Para incorporar los resultados de la investigación empírica en el DSM-IV se realizaron más de 150 revisiones sistemáticas de la bibliografía sobre diagnósticos clave, más de 40 reanálisis de conjuntos de datos ya existentes para resolver interrogantes que no tenían respuesta en la literatura publicada, y 12 ensayos de campo (incluyendo más de 6.000 sujetos en más de 70 lugares diferentes) en los que se compararon los cambios propuestos para el DSM-IV con los criterios del DSM-III, los del DSM-III-R y los criterios de investigación de la CIE-10 (Frances, First y Ross, 1995).

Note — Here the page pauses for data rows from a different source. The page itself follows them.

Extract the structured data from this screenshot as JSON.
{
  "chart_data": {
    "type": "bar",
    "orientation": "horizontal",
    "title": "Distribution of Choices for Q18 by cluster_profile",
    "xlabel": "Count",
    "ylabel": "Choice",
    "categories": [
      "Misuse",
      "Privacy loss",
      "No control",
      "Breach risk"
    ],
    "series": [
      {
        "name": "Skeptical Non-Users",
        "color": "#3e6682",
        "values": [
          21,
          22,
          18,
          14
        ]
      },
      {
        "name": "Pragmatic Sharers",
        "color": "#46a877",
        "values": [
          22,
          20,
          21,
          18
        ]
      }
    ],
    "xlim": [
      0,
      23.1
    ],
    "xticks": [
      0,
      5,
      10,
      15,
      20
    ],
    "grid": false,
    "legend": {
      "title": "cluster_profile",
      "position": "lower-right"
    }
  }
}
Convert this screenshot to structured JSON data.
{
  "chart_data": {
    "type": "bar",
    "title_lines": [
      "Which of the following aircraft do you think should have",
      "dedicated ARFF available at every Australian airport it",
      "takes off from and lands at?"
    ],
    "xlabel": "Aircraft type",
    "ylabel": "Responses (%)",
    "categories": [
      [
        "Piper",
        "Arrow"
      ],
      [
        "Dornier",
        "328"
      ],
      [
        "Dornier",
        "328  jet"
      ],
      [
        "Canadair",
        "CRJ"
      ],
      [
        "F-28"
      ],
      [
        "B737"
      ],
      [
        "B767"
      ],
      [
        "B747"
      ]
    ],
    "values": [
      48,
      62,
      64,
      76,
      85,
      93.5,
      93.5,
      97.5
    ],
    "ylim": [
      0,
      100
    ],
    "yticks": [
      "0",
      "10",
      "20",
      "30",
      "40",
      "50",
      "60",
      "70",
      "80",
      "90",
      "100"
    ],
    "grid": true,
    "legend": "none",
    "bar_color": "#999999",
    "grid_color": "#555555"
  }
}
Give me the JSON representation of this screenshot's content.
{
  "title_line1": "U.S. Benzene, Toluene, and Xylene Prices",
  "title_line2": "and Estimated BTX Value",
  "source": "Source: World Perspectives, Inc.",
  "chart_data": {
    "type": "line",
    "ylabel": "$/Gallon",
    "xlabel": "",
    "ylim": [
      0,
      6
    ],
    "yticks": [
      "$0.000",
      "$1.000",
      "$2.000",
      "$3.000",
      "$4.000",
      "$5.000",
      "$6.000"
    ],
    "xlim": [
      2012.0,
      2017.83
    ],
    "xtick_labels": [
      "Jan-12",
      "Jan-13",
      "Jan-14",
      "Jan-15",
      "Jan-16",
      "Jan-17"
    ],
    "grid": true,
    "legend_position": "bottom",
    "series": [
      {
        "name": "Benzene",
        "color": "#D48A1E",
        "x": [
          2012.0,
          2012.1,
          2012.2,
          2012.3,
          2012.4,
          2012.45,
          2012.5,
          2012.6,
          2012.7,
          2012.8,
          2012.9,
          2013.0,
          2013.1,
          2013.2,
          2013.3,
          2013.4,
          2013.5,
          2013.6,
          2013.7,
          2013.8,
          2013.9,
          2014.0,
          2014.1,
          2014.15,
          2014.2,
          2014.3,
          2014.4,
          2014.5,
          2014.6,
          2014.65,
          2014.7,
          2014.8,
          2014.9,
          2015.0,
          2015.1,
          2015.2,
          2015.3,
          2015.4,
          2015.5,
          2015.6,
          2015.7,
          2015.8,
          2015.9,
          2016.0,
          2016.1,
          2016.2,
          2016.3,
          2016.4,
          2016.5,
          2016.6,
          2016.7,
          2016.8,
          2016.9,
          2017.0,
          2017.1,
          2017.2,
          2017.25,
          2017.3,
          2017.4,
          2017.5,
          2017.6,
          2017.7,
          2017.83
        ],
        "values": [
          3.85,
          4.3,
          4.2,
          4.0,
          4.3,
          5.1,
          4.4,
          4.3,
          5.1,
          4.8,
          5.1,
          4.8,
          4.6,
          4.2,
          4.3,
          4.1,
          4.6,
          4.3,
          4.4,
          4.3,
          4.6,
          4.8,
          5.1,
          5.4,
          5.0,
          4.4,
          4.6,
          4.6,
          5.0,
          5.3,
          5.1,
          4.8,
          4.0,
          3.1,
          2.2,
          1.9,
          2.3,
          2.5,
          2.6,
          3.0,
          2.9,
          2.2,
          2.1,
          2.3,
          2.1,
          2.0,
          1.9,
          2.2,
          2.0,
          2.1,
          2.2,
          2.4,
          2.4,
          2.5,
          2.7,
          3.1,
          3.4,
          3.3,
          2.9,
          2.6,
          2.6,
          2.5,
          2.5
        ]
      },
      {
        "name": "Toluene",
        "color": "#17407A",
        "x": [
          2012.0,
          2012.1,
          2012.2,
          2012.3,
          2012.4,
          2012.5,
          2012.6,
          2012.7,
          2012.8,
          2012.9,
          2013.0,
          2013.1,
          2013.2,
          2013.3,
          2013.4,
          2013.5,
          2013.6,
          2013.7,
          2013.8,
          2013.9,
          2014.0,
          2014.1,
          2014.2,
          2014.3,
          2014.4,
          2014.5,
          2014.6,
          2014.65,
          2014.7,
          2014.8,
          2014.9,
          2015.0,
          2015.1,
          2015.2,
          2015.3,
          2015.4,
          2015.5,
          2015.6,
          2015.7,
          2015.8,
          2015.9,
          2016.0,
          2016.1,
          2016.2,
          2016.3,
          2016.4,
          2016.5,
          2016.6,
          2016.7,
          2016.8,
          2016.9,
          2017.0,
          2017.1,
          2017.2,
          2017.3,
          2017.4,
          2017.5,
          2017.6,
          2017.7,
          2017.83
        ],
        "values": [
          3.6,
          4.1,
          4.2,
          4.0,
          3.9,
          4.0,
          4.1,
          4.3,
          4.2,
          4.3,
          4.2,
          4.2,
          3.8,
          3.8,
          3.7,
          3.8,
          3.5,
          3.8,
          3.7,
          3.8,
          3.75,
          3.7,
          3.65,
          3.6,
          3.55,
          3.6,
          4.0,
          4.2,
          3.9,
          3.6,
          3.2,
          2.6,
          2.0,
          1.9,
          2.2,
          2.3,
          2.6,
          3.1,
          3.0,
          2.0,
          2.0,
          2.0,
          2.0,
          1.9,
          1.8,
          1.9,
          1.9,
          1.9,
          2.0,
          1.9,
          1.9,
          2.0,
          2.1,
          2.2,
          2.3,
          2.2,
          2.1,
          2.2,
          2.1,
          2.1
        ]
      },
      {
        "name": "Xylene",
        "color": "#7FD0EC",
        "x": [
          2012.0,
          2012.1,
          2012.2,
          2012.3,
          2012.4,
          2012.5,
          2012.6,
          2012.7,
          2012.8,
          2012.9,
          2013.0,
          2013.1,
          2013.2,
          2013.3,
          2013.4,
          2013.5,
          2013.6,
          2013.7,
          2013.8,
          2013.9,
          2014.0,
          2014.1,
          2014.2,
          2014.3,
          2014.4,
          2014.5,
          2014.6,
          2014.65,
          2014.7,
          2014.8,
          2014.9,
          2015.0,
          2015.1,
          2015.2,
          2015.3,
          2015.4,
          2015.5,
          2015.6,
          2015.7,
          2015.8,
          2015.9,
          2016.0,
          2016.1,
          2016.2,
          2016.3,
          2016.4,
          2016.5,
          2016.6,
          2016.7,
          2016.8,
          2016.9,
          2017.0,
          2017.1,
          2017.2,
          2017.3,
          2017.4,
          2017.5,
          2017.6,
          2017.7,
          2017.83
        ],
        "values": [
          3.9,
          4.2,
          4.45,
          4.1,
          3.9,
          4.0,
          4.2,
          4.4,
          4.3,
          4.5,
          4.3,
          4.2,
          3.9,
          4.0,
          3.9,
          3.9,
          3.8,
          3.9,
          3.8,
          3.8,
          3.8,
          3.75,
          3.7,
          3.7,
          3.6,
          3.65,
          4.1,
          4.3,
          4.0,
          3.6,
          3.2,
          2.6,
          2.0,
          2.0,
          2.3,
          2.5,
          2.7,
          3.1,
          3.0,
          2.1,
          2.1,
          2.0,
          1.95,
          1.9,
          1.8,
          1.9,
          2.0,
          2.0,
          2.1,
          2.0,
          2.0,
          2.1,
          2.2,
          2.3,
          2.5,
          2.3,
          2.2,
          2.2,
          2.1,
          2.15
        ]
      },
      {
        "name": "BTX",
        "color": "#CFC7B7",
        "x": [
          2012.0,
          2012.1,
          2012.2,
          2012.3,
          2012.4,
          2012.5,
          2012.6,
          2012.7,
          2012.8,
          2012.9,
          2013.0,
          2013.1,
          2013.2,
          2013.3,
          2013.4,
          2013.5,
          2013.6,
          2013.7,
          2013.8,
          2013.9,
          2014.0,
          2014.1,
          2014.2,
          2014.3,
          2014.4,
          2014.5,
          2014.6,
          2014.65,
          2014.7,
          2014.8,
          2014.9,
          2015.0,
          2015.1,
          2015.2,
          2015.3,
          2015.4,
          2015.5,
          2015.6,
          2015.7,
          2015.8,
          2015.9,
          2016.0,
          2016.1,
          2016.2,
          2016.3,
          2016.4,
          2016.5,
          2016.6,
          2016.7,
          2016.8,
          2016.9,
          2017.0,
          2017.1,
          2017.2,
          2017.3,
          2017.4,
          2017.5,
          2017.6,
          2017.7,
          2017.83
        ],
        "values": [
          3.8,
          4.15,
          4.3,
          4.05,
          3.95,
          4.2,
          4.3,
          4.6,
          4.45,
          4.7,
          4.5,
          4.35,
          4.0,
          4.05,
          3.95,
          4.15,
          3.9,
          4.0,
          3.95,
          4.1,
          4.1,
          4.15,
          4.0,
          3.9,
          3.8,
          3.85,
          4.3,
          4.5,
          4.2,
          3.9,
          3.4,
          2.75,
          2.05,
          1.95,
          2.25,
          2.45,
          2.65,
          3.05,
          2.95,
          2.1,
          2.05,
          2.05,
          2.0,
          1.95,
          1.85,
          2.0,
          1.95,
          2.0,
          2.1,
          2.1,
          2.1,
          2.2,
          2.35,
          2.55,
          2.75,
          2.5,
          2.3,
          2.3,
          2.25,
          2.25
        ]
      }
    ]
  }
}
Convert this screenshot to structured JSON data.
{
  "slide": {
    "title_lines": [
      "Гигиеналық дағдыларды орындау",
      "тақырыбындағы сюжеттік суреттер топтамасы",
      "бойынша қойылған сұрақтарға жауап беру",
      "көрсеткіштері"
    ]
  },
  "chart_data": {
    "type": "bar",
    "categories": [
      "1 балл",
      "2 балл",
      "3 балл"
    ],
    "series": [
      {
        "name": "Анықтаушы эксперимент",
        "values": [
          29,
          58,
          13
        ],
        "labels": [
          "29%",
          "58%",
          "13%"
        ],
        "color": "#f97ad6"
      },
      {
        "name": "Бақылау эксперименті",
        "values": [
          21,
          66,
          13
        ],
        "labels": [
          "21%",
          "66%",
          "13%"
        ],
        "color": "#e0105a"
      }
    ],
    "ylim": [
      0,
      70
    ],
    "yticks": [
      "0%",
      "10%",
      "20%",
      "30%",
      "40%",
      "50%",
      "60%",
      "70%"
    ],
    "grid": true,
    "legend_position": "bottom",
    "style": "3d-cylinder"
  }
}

La evolución de los principales sistemas clasificatorios de los trastornos mentales se ha caracterizado por la búsqueda del incremento de la fiabilidad de los diagnósticos que se realizan con ellos, para lo cual se ha progresado desde las descripciones prototípicas iniciales hasta definiciones operacionales con las que se explicitan criterios específicos para la decisión de la presencia de un determinado trastorno. No obstante, algunos criterios utilizados no han alcanzado todavía un nivel de especificidad suficiente, requiriendo por ello el concurso de una excesiva subjetividad en el juicio del clínico. Esto se puede constatar de manera especial en los trastornos de personalidad, pero es también aplicable a gran cantidad de trastornos del eje I en los que aparecen criterios formulados a partir de términos como "persistente", "la mayor parte del tiempo", "importante", "marcado" (Grant, 1989). No cabe duda, sin embargo, de que la fiabilidad de los diagnósticos actuales se ha incrementado notablemente (Spitzer y Fleiss, 1974; Grove, 1987), pero en muchas ocasiones una alta fiabilidad no conlleva necesariamente (o incluso afecta negativamente a) una alta validez (Frances et al., 1990). Una alta especificación de los términos empleados en los criterios diagnósticos conduce a distinciones en cierta medida arbitrarias; la operacionalización así realizada puede en consecuencia dificultar una representación adecuada del constructo que se intenta definir. Es por ello que cabe predecir, junto con la continuación de los estudios sobre fiabilidad, un incremento notable en el futuro de los estudios sobre la validez de los sistemas diagnósticos, con la finalidad de mantener un equilibrio necesario entre los dos requisitos imprescindibles de cualquier sistema de medida o clasificación.